Courte recherche dans le dictionnaire. Autochtone : Qui est issu du sol même où il habite, qui n’est pas venu par immigration ou n’est pas de passage. Contraire : étranger. En théorie, nous serions l’étranger. Pourtant, l’histoire nous a peu à peu concédé du terrain, et l’autochtone, peu à peu, est devenu l’étranger, minorité visible en son propre pays. On sait que ce sont les gagnants qui écrivent l’histoire. Des gagnants qui ont souvent la mémoire courte…
En des temps obscurs et pas si lointains, ils étaient les sauvages, puis les Indiens; des noms qui témoignent de notre condescendance colonisatrice autant que de notre ignorance. Ensuite, et c’est peut-être mieux, quoique très large, on les a appelé les Premières Nations. Avec ou sans majuscules? Ou encore les Premiers Peuples? Devrait-on dire les Anishnabe? Et qu’en est-il des Cris et des Atikamek? En essayant de les nommer correctement, il m’apparaît comme une évidence la presque totale méconnaissance que l’on a d’eux. Ils vivent à côté de nous, à Pikogan, Winneway ou Kitcisakik, et on ne sait pas les nommer.
Quand on est incapable de nommer quelque chose, c’est que cette chose n’existe pas clairement dans notre conscience. Margot Lemire le dit depuis longtemps : « Pour exister, il nous faut nous nommer. » C’est avant tout dans l’imaginaire que nous prenons forme, sinon physiquement, du moins culturellement. Il y a onze nations autochtones au Québec; seriez-vous capables d’en nommer ne serait-ce que la moitié?
Pourtant, les autochtones étaient ici depuis des millénaires, avant que ne débarquent ces conquérants de l’Europe. Pourtant, ils ont contribué à notre histoire, à notre alimentation, à notre survie. Aujourd’hui, ils sont souvent, malgré eux, comme des ombres. En mars 2013, alors que des centaines de marcheurs autochtones arrivent à pied à Ottawa à partir des quatre coins du pays pour se faire voir, se faire entendre, le premier ministre Harper préfère accueillir des pandas chinois à l’aéroport. C’est ce qu’on appelle une fin de non-recevoir. Cette attitude en dit long sur les préoccupations du fédéral en la matière. Il reste encore bien du chemin à faire, donc, pour que les Premiers Peuples occupent activement la place qui leur revient. Pourtant, ils ont une culture bien vivante. Pourtant, ils sont présents.
« La culture en général, c’est quelque chose qui est toujours en évolution. Pourquoi nous, les autochtones, il faudrait qu’on soit comme il y a 100 ans pour être des vrais?
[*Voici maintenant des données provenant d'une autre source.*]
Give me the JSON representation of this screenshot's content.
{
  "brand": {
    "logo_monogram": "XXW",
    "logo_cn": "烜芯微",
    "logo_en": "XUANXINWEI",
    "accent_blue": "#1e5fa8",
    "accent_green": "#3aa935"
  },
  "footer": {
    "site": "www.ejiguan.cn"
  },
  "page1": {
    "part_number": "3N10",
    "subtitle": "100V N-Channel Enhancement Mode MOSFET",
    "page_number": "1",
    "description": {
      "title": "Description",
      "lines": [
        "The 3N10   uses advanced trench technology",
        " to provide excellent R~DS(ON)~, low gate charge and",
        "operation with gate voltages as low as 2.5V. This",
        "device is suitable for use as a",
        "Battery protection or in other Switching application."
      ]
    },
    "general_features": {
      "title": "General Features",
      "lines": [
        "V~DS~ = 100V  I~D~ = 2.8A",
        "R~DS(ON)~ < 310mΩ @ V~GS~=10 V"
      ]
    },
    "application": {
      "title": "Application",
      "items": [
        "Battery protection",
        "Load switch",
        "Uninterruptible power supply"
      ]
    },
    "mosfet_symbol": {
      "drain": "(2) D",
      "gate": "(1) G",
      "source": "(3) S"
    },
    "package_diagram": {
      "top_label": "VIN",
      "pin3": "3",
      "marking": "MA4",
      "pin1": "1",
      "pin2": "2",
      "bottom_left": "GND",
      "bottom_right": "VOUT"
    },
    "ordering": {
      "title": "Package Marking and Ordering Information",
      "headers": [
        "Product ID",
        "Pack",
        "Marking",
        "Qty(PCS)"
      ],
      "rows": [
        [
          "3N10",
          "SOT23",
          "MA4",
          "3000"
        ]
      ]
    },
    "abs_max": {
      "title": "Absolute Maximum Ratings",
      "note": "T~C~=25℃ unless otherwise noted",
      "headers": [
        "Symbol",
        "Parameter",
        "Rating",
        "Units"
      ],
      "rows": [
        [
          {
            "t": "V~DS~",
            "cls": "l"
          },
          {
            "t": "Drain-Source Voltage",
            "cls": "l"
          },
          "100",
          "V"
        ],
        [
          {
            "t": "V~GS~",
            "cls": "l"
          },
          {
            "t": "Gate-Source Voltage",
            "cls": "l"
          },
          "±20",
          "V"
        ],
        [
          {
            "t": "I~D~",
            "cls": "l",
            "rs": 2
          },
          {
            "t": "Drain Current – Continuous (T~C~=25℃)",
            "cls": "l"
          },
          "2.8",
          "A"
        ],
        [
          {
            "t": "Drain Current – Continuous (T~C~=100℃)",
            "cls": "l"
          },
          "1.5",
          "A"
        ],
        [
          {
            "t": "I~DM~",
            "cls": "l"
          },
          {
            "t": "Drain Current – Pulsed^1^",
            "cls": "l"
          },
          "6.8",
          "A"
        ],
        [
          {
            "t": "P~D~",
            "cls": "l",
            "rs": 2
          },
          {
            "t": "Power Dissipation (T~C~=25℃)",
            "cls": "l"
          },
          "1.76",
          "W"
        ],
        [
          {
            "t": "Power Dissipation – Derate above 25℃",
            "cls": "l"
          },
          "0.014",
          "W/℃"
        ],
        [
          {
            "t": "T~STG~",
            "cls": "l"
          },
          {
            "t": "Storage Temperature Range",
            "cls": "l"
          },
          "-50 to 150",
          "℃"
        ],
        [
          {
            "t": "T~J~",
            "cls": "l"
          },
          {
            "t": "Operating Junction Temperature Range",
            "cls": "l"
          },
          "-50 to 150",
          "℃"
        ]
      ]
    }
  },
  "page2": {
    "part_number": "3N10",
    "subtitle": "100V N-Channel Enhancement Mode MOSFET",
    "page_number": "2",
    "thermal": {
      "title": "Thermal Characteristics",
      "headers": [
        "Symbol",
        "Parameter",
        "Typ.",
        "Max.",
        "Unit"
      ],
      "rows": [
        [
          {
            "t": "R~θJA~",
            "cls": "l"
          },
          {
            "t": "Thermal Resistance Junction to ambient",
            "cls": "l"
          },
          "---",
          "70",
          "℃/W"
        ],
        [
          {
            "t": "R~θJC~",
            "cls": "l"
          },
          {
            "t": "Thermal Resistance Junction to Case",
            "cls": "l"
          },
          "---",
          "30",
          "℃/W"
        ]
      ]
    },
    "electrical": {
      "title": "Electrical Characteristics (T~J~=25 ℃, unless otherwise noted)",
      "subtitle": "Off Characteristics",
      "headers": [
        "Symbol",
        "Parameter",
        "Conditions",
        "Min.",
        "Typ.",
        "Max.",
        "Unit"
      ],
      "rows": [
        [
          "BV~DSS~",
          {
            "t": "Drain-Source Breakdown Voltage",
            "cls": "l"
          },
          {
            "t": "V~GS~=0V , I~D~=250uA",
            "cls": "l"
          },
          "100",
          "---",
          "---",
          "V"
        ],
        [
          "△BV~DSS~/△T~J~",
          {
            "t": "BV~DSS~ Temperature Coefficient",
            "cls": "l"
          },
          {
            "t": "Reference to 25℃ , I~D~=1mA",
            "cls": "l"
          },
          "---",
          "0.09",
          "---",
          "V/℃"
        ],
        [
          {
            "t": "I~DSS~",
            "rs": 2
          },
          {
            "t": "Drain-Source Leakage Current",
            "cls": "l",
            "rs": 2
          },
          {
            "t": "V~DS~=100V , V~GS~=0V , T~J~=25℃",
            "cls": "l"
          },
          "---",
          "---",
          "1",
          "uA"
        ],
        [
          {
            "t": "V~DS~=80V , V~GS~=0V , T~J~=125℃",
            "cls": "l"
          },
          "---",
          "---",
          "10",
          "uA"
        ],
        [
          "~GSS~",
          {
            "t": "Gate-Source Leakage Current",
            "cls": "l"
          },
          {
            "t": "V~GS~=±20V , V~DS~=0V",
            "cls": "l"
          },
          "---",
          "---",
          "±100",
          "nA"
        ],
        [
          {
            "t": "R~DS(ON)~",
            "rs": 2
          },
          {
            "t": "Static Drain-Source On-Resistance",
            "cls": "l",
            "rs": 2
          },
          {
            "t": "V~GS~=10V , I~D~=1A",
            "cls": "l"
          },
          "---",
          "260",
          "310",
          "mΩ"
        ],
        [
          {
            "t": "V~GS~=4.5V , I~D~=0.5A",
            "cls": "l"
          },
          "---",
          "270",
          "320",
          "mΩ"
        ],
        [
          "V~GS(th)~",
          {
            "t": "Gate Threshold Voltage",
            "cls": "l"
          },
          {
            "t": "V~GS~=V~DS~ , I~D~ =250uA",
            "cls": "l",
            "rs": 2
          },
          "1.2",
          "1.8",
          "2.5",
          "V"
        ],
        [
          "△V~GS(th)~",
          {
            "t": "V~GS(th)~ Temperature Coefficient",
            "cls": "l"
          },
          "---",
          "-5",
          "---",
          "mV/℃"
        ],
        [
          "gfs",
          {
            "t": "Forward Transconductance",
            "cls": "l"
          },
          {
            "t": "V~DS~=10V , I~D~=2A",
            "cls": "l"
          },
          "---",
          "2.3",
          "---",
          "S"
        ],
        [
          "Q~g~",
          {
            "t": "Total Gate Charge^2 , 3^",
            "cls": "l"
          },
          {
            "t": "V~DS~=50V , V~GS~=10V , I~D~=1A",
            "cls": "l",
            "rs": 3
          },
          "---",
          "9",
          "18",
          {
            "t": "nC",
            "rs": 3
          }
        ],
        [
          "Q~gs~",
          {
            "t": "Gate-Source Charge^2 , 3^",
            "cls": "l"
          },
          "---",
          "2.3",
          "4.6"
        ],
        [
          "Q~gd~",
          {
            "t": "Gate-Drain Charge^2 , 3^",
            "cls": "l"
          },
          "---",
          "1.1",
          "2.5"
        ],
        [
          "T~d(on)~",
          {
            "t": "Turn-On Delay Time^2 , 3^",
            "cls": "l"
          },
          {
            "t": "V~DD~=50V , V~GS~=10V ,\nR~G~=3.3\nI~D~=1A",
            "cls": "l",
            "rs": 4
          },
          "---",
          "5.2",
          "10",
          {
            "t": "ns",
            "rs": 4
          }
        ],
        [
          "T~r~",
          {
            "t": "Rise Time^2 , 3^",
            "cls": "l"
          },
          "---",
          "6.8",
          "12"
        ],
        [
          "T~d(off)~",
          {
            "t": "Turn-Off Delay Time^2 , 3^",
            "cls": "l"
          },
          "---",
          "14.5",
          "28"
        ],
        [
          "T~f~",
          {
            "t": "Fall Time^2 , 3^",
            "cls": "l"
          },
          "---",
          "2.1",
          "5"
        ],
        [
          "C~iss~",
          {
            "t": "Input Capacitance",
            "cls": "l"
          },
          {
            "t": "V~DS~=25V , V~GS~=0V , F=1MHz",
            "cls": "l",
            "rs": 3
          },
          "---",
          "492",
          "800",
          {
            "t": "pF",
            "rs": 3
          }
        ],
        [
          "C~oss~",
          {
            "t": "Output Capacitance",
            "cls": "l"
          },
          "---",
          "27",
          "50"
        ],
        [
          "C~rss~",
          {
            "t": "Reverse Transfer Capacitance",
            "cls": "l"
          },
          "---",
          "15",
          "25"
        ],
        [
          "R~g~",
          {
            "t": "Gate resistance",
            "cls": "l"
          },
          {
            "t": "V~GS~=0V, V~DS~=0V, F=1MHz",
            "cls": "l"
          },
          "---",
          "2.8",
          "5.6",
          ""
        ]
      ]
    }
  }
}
Il y a dans la notion de culture plus que les manifestations artistiques. Ça comprend les valeurs, les lois, les modes de pensée, la langue, la spiritualité et plus encore. C’est complexe. Notre culture est en évolution aujourd’hui, mais ça ne veut pas dire qu’on n’a pas de culture », affirme Janet Mark, coordonnatrice aux dossiers autochtones de l’UQAT au service de la formation continue.
Si nous avons décidé d’accorder une place spéciale aux Premières Nations dans l’Indice bohémien, c’est d’une part pour souligner la Journée nationale des Autochtones du 21 juin, mais aussi pour remplir notre mandat de journal communautaire qui veut témoigner de la vitalité culturelle de tout le territoire de l’Abitibi-Témiscamingue. C’est aussi pour inscrire cette part du patrimoine humain dans le grand imaginaire collectif.
Et maintenant, au lieu de parler en votre nom, voisins autochtones, c’est à vous que je m’adresse.
Je suis certaine que plusieurs lecteurs ont aussi l’envie sincère de découvrir ce qui se cache dans votre univers parallèle au nôtre. Ayant côtoyé depuis l’école primaire des Kistabish, des Mowatt et des Mapachee, j’ai envie de savoir d’où vous vient votre incomparable sens de l’humour. J’ai envie de connaitre les six saisons de votre calendrier, votre vocabulaire, votre mode de pensée. Gageons que je ne suis pas la seule à souhaiter assister à un rassemblement ou un pow-wow en ne sachant pas où, quand, comment.
Nous n’effleurons ici que quelques expressions de votre culture, artistiques ou historiques. Nous n’avons pas de prétention, sinon de réitérer notre invitation au rapprochement entre les peuples, parce que plus on se parle, plus on se comprend. Forcément, plus on se comprend, moins on a besoin d’inventer l’autre dans un schéma trop souvent réducteur. Notre monde n’en sera que plus riche, humainement parlant.